In February 2012. Venga was appointed as the team manager of Admiralty Football Club, a team currently plying their trade in the NFL Division 2. With plans to take part in the domestic cup competitions in 2012, as well as to push for a bid to include Admiralty FC in the 2013 S.League, Venga decided to revamp the club's image by choosing the wolf as a mascot for the club.

Due to Venga's influential presence, several other notable players such as Tan Sio Beng, Azhar Baksin and Shariff Abdul Samat also signed up with the squad prior to their 2012 NFL campaign.

Venga was joined shortly after by veteran midfielder Mohd Noor Ali, who was hired as Admiralty's player-coach, and he made the move to snap up ex-Étoile FC players Andrea Damiani and Nordine Talhi when Étoile FC announced that they were not taking part in the 2012 S.League season to concentrate on youth development.

His presence also allowed Admiralty FC to attract sponsors such as Dester Premium Lager Beer and Asia Group.

As of 25 May 2012, Admiralty FC have enjoyed an unbeaten start of their NFL Division 2 season, a phenomenal record for the Wolves.

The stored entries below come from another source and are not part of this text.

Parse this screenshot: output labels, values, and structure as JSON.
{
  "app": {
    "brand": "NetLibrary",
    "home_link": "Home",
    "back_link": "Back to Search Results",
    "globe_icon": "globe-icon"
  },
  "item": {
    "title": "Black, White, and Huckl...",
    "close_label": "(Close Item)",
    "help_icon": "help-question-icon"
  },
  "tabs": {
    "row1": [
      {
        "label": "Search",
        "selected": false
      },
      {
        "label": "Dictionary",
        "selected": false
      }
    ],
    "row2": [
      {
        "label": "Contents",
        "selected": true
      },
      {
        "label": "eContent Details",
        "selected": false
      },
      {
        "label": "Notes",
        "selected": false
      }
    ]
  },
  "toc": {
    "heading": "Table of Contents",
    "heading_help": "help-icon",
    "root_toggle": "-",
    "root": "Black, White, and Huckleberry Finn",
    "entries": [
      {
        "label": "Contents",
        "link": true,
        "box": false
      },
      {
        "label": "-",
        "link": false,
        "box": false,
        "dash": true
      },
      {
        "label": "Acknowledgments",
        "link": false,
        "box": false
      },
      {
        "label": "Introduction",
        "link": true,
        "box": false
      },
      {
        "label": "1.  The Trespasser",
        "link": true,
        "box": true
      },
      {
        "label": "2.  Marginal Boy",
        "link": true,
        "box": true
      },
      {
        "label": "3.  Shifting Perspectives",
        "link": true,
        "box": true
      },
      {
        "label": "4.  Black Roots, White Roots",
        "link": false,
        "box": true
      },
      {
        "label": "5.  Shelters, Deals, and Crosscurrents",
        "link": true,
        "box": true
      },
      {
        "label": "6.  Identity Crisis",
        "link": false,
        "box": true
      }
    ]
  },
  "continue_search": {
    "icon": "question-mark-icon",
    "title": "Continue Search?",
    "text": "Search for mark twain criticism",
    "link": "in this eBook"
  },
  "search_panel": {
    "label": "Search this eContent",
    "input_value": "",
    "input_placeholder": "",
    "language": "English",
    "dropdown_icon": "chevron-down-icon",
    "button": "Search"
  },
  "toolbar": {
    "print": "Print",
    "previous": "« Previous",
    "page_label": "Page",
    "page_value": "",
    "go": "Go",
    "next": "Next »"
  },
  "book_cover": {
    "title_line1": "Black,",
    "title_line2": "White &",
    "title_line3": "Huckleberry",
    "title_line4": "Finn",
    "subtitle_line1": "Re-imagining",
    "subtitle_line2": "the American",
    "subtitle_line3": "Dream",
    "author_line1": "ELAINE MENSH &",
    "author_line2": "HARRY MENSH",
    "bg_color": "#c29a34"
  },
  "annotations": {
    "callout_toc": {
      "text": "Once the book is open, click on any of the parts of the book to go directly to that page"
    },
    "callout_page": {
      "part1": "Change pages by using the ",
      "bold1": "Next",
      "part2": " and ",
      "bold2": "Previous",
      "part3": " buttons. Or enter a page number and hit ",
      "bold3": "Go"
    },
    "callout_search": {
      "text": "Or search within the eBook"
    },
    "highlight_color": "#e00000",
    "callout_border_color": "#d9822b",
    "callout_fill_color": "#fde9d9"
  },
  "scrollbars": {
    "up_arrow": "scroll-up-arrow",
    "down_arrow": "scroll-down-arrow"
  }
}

Admiralty FC also trounced Pioneer CSC with a 10 – 0 scoreline in June 2012, making huge waves in the NFL with their impressive performances.

On 30 June 2012, Admiralty FC were crowned champions of the NFL Division 2 2012 season when they beat Jollilads Arsenal FC by a 5–1 scoreline. The victory was the 12th consecutive win for the Wolves.